DCGM provides the GPU hardware telemetry needed to detect thermal throttling, NVLink errors, ECC failures, and utilization drops — all of which can silently degrade training performance.
ML-domain metrics (loss, gradient norm, throughput, MFU) require explicit instrumentation in training code and are best managed through experiment tracking platforms like Weights & Biases or MLflow.
Loss divergence detection and automated checkpoint rollback are essential safeguards that prevent hours of compute waste when training runs become unstable.
Per-rank throughput comparison is the fastest way to identify stragglers caused by hardware degradation — a rank consistently slower than its peers almost always has an infrastructure issue.

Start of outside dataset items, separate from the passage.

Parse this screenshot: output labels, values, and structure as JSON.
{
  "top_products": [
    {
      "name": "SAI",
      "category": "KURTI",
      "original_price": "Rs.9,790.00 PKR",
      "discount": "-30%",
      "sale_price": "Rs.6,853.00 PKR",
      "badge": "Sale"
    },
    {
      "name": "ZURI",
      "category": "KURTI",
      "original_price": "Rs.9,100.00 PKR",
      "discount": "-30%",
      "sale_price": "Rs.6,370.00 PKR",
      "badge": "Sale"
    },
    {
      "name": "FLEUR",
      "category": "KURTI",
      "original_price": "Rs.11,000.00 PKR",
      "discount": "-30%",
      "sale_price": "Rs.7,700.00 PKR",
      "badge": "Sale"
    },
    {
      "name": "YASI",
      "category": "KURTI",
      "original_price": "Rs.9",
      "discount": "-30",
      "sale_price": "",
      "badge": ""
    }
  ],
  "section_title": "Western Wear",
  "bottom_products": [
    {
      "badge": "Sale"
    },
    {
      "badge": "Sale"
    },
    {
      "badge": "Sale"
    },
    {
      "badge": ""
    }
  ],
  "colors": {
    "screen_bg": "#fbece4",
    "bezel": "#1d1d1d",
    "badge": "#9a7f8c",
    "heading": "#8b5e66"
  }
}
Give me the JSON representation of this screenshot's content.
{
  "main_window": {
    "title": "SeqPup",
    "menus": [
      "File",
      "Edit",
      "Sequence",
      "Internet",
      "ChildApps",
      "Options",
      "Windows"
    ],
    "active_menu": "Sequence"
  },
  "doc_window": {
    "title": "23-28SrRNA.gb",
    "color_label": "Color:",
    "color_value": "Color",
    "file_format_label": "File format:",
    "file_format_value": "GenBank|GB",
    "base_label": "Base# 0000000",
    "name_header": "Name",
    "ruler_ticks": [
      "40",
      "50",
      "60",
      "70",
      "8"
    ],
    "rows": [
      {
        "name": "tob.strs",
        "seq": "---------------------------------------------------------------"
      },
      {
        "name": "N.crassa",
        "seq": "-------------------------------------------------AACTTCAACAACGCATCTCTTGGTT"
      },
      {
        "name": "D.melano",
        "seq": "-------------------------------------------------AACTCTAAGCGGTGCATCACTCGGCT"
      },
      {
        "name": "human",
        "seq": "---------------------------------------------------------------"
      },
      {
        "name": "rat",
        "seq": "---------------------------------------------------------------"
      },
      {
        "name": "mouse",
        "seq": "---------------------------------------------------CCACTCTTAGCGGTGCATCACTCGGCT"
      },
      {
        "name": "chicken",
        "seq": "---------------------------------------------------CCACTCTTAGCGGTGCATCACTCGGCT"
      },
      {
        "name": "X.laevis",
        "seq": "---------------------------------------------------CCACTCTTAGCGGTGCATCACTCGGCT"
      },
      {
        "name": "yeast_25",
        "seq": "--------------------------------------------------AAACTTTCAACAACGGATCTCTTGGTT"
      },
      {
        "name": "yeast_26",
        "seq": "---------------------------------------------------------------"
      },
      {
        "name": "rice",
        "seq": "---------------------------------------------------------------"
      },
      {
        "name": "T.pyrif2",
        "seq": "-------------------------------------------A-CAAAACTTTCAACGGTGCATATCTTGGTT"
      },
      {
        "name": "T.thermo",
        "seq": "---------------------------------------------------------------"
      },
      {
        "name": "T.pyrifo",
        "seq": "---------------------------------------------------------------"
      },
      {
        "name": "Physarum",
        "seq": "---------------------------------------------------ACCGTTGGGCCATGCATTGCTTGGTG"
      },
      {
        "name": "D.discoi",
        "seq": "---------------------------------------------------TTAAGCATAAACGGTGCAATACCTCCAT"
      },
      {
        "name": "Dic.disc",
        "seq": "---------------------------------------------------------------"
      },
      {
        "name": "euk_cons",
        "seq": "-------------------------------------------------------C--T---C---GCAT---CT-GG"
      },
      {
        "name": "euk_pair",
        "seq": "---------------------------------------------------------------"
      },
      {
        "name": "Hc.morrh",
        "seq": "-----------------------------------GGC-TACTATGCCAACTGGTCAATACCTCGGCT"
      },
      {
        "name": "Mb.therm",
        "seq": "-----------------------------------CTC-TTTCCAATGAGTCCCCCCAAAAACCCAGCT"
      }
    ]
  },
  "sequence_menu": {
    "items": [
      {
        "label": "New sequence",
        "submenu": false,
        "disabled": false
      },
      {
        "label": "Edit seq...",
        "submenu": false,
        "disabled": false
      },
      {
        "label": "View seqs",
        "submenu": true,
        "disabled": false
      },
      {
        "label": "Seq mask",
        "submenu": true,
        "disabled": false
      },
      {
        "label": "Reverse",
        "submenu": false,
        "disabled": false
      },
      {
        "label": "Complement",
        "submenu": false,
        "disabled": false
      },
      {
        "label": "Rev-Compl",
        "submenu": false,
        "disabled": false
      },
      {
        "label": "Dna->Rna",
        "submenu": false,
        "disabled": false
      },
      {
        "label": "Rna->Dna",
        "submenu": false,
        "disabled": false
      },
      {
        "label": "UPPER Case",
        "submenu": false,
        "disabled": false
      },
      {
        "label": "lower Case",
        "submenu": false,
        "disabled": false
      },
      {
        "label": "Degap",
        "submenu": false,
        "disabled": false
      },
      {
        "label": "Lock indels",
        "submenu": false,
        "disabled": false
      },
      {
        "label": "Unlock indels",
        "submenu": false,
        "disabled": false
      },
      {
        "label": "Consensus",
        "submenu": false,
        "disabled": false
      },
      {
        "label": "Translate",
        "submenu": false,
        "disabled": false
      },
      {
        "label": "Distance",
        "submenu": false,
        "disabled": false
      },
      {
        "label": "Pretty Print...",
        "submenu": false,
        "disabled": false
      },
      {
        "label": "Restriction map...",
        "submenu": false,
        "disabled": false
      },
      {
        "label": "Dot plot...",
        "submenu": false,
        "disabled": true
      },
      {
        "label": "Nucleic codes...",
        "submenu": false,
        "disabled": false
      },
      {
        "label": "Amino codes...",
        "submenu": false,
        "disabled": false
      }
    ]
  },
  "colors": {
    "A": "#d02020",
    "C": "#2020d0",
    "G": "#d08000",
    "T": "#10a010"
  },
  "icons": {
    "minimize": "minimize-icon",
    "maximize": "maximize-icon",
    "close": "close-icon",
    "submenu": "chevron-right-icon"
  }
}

Model FLOP Utilization (MFU) provides a normalized efficiency metric for comparing training configurations, hardware generations, and optimization improvements.

Conclusion

Building observability into distributed ML systems from day one — rather than instrumenting after problems occur — is one of the highest-return infrastructure investments an ML platform team can make. The combination of hardware telemetry, ML-domain metrics, and distributed traces, unified in a coherent alerting and dashboarding platform, transforms training operation from a reactive firefighting exercise into a proactive, data-driven discipline. As training runs grow longer and more expensive, the ability to detect and diagnose problems quickly is directly tied to compute efficiency and ultimately to research velocity.